Community wind project begins generating for Maine islands By Chris Madison

November 17, 2009 was a big day for the residents of the Fox Islands, offshore Maine. Three General Electric 1.5 megawatt wind turbines began operating, providing power for the two islands, which previously were paying about 28 cents per kilowatt hour, twice the national average, for power from the mainland. They expect their bills to go down within the year. That will cap an eight year effort by the Fox Islands Electric Cooperative, Inc., which first began looking into wind power back in 2001.

But the happy ending is just one of the many notable elements of this project. The CEO of Fox Islands Wind LLC, the company that oversaw the construction of the wind project, is a Harvard economics professor; he is now looking for similar opportunities in the coastal region. By all accounts, the islands community was solidly behind the project. They followed the construction progress closely this past summer, welcoming the construction crews and pitching in when necessary (including when the axle of a trailer carrying a tower section went off the road, blocking traffic for more than three hours).
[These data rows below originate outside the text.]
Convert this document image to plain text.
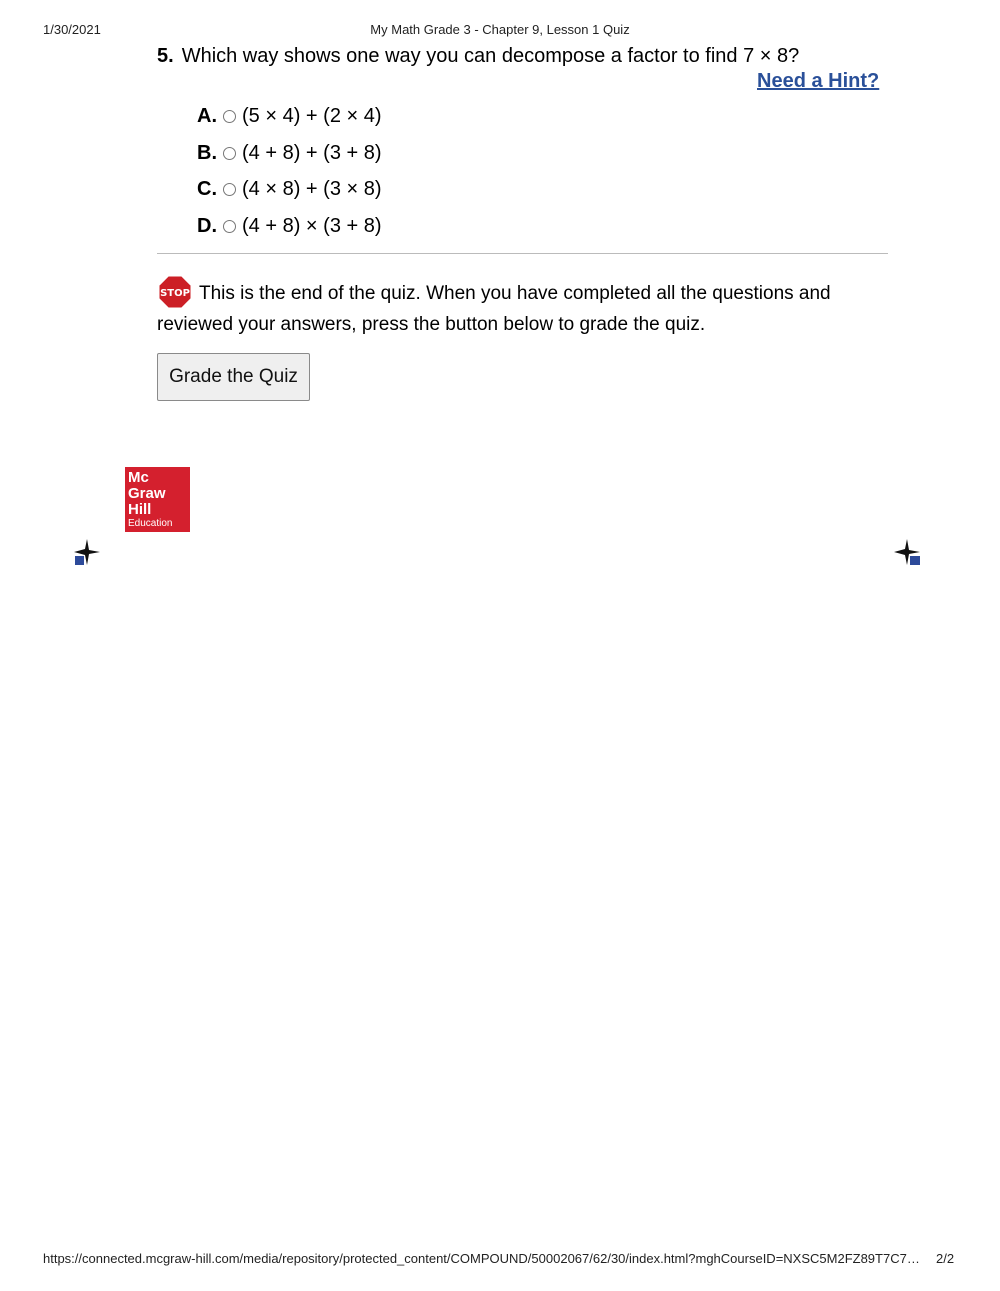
1/30/2021	My Math Grade 3 - Chapter 9, Lesson 1 Quiz
5. Which way shows one way you can decompose a factor to find 7 × 8?
Need a Hint?
A. (5 × 4) + (2 × 4)
B. (4 + 8) + (3 + 8)
C. (4 × 8) + (3 × 8)
D. (4 + 8) × (3 + 8)
STOP This is the end of the quiz. When you have completed all the questions and reviewed your answers, press the button below to grade the quiz.
Grade the Quiz
Mc
Graw
Hill
Education
https://connected.mcgraw-hill.com/media/repository/protected_content/COMPOUND/50002067/62/30/index.html?mghCourseID=NXSC5M2FZ89T7C7… 2/2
All summer, the islanders followed progress through emails and on fishermen’s radios, and even baked sweets for the visiting crews.

The project’s higher-ups shared the upbeat spirit. "It is exciting to see the turbines in operation," said Baker, project CEO and Vice President for Community Wind at the Island Institute. "To see them providing benefits to these islands is the culmination of years of contribution by many people. These island communities are truly leaders in the field of coastal renewable energy," he added.

"This project demonstrates wind energy’s reliability and cost-effectiveness," said Victor Abate, Vice President, Renewables for GE Power & Water, which supplied the turbines. "The Fox Islands Wind Project should serve as an example of how safe, clean, renewable wind energy can power America and create jobs. GE is proud to be a part of this project and we’re confident that wind power will be a major source of clean, affordable energy for communities large and small."

For this project, the emphasis was on small–the small-town feel was palpable. When the job was done, the construction company that put up the towers placed an prominent notice on the project website that read, "Cianbro would like to thank local citizens for your help during transportation and construction for the Fox Islands Wind Project."

Susan Sloan, manager of strategic partnerships for AWEA and a community wind expert, said, "This community seized the wind and embraced an innovative solution to their electricity needs. While sharing in the effort to make this project happen, they will also share in the benefits of wind – long term stable cost, local jobs and a clean, inexhaustible fuel supply."